Palin Hiding from Press
In perhaps the most bizarre turnaround this election cycle, John McCain has turned what has heretofore been one of his chief assets — a warm relationship with the press corps — into a liability by taking extraordinary measures to shield Sarah Palin from questions.
She has been a candidate for the second highest office in the land for nearly a month, but Sarah Palin has yet to hold a single press conference. Now, the McCain/Palin campaign is attempting to take an unprecedented step in their apparent effort to protect Palin from having to face impromptu questions from national reporters.
Last night, the campaign provided locations for Palin’s scheduled meetings with two world leaders and Henry Kissinger to a network TV producer, who was assigned to provide editorial content on the meetings for the five television networks. The reporter was not going to be allowed to sit in on the private meetings but would be permitted to be on hand as still and video photographers took pictures at the beginning of each meeting.
But just a little more than an hour before Palin’s first meeting was set to begin, the pool producer was notified that he would not be allowed in to the photo spray. This means that the McCain/Palin campaign would get the benefit of free pictures of Palin’s meeting with world leaders without having to face the possibility that the candidate might have to answer a question from the media.
This follows numerous campaign appearances, including in public venues, where Palin’s handlers instituted a “no questions allowed” policy.
Naturally, most media outlets are less than enthusiastic about showing up to shoot photo-ops without the accompanying right to ask questions. CBS and others, in fact, simply refuse to send photographers unless they can also send reporters. Indeed, as Kenneth Vogel reports for Politico, there may be a press boycott.

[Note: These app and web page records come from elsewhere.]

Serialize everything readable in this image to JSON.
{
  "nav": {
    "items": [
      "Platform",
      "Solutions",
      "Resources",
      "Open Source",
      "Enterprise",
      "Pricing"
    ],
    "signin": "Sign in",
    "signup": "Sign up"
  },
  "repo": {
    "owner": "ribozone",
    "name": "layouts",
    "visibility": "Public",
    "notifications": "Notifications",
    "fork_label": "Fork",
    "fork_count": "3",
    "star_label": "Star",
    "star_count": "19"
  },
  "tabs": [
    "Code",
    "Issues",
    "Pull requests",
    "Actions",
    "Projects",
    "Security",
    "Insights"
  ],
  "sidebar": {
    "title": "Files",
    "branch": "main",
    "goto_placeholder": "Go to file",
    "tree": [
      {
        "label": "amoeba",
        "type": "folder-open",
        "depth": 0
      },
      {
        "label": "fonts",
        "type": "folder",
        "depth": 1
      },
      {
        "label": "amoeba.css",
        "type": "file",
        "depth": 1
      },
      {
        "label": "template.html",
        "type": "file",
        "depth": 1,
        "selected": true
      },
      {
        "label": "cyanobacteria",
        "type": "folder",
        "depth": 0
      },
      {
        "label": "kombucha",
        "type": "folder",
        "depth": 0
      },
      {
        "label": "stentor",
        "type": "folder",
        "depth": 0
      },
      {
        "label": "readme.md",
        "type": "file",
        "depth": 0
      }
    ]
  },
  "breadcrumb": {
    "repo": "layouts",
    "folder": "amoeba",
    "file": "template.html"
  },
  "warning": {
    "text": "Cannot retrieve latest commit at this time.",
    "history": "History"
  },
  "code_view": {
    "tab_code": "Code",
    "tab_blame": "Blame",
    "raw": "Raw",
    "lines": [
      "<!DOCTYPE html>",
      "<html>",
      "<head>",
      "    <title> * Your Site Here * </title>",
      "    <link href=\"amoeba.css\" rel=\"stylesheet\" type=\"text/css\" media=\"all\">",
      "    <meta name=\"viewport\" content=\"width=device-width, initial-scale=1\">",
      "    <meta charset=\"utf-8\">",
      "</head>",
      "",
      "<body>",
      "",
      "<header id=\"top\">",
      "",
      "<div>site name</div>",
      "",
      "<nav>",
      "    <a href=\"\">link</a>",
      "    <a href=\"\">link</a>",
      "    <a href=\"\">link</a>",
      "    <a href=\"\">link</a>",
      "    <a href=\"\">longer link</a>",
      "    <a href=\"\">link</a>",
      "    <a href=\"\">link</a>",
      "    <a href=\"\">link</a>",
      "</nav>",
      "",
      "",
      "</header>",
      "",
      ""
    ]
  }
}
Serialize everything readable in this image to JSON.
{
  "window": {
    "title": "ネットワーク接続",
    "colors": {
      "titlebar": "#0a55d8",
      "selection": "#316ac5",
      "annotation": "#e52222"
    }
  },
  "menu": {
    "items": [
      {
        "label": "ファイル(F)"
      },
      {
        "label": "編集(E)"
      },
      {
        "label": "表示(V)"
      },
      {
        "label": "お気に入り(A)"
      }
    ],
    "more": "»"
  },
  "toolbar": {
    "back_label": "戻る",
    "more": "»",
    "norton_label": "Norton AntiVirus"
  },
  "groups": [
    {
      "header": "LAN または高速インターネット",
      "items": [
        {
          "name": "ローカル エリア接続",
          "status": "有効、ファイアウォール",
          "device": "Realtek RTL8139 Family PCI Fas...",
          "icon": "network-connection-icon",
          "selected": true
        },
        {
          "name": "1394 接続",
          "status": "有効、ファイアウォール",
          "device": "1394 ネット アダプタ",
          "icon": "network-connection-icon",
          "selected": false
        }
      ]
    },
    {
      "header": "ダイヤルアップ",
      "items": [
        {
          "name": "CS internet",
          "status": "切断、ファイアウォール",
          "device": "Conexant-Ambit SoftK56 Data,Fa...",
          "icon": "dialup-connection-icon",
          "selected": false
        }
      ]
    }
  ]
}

Journalists, displeased with Sarah Palin’s efforts to restrict their access to her, are threatening not to cover her events surrounding the United Nations conference here unless they’re allowed more access. The unfolding boycott is the latest development in a rocky relationship between Palin’s handlers and the press, in which the campaign has sought to tightly control her interactions with the media.

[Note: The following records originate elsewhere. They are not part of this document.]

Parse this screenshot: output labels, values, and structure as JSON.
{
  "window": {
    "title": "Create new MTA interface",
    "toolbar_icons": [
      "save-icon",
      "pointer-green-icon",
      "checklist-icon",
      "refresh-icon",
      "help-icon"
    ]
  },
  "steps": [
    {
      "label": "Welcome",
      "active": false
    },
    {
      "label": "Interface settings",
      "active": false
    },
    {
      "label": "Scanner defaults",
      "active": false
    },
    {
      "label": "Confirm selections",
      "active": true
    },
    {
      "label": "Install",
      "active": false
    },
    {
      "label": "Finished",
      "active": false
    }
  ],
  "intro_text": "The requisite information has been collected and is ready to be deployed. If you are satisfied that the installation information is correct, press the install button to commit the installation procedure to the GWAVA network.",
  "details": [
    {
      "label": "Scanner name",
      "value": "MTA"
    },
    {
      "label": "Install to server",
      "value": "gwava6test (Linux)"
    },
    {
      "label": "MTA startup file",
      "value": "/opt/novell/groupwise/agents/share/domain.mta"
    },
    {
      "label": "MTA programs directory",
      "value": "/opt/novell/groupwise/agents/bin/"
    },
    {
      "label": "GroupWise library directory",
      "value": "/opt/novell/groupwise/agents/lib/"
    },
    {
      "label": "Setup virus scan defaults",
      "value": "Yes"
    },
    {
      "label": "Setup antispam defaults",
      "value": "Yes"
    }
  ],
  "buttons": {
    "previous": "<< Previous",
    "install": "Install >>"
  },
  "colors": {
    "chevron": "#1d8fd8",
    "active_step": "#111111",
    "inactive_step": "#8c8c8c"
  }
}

But the imbroglio began developing Tuesday morning when Palin’s handlers informed the small print press contingent covering her campaign that the print reporter designated to cover the events, Elizabeth Holmes of the Wall Street Journal, would not be allowed to cover the sprays. The campaign’s reasoning was that there were not going to be questions or statements at the sprays, so they were only appropriate for photographers and cameramen.
The campaign also at first moved to bar CNN, the television network designated for pool duty, from sending its editorial producer — basically a hybrid print/video journalist — though the campaign budged when the network threatened to withhold its cameras as well.
The campaign ultimately relented, updates to both stories noted, and allowed Holmes in to “cover” the Uribe and Kissinger meets. But, goodness, why institute such an obviously stupid policy to begin with?
Yes, Palin is relatively unseasoned in national policy issues or dealing with top-notch reporters. But, surely, she’s mastered the art of the folksy non-answer answer?
And, frankly, she’d be better off giving weak answers than angering the national press corps. As documented on this blog and elsewhere, McCain often gets a pass for giving woefully bad answers and getting major facts wrong, even on issues in his areas of expertise, precisely because of his history of candor with the press. By letting them exhaust themselves with questions, he’s built a rapport with them and gets away — quite reasonably, in my view — with slipping up sometimes. By contrast, to so obviously avoid the press is to invite them to take a no holds bar approach to coverage.